Not to mention the fact that Thom, its "inventor", sort of drifted away from math and spent the last 20 years of his life re-evaluatiing Aristotelian philosophy.
marellasunny
#8
Feb2-13, 10:25 PM
P: 234
Quote Quote by AlephZero View Post
I think catastrophe theory has become a sub-topic of the more general study of bifurcations in nonlinear systems.

Not to mention the fact that Thom, its "inventor", sort of drifted away from math and spent the last 20 years of his life re-evaluatiing Aristotelian philosophy.
Sorry if I am dragging the post,but I would really like to know if catastrophe theory is a speculative theory or has anyone of its models been proved realistic?Take for example the boat floating on water with a certain dead weight and live weight(humans).If there is excess movement,the boat would flip to its other stable state and back again provided there exists some force(don't know if i can call it hysteresis) .Wouldn't this also come under catastrophe theory?(with weights and buoyancy as the parameters and boat displacement and wave velocity as variables).??
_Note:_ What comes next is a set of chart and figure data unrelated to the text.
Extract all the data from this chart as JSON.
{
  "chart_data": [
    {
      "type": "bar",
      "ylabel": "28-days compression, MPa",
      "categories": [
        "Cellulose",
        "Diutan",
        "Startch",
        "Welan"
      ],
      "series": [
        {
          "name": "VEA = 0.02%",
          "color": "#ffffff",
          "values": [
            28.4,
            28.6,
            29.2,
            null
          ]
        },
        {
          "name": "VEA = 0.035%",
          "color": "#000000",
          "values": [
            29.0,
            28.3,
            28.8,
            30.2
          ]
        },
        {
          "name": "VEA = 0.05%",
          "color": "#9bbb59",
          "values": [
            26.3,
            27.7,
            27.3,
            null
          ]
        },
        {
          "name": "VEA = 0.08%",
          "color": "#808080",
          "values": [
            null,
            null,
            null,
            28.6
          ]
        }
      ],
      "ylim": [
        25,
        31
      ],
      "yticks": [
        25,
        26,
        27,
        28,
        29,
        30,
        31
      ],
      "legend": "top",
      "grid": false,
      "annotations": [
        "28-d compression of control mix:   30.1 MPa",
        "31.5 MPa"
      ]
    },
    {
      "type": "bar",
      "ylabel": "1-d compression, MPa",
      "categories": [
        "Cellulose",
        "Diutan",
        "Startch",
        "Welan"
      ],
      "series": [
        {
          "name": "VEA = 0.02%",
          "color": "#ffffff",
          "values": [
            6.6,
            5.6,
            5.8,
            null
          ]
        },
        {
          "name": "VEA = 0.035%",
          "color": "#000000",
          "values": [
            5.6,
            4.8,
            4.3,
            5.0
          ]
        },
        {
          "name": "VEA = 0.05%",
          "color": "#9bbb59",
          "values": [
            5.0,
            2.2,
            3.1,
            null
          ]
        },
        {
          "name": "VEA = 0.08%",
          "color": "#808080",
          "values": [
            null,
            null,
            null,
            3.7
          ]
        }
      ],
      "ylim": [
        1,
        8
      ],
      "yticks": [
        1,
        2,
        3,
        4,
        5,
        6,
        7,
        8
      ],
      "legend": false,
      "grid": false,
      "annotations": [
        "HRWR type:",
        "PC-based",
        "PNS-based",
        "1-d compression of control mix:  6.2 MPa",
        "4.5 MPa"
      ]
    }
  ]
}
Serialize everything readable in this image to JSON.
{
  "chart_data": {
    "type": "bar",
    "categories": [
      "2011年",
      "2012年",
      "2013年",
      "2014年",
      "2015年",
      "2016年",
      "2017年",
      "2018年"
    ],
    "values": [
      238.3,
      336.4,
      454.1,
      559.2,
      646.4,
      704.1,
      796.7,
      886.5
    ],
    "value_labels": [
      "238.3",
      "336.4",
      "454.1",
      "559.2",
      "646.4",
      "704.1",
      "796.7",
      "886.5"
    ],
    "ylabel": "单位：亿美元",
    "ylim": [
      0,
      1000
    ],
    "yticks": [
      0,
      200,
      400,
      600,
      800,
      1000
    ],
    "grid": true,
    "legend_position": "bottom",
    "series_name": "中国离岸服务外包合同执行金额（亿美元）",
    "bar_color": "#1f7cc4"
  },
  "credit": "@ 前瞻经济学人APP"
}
Or take for example an ecosystem flipping between states due to human interventions like forest fires or shooting down deer ...etcetc

If catastrophe theory is really used to descirbe such realistic systems,why has it fallen out-of-place?(besides Thom shifting interests :p).
Number Nine
#9
Feb3-13, 01:12 PM
P: 772
Sorry if I am dragging the post,but I would really like to know if catastrophe theory is a speculative theory or has anyone of its models been proved realistic?
I'm not sure what "speculative" is supposed to mean here; a catastrophe is something that happens in certain dynamical systems. It happens; there's no debate over whether or not it happens. If you're asking for applications, then a wiki search will provide several.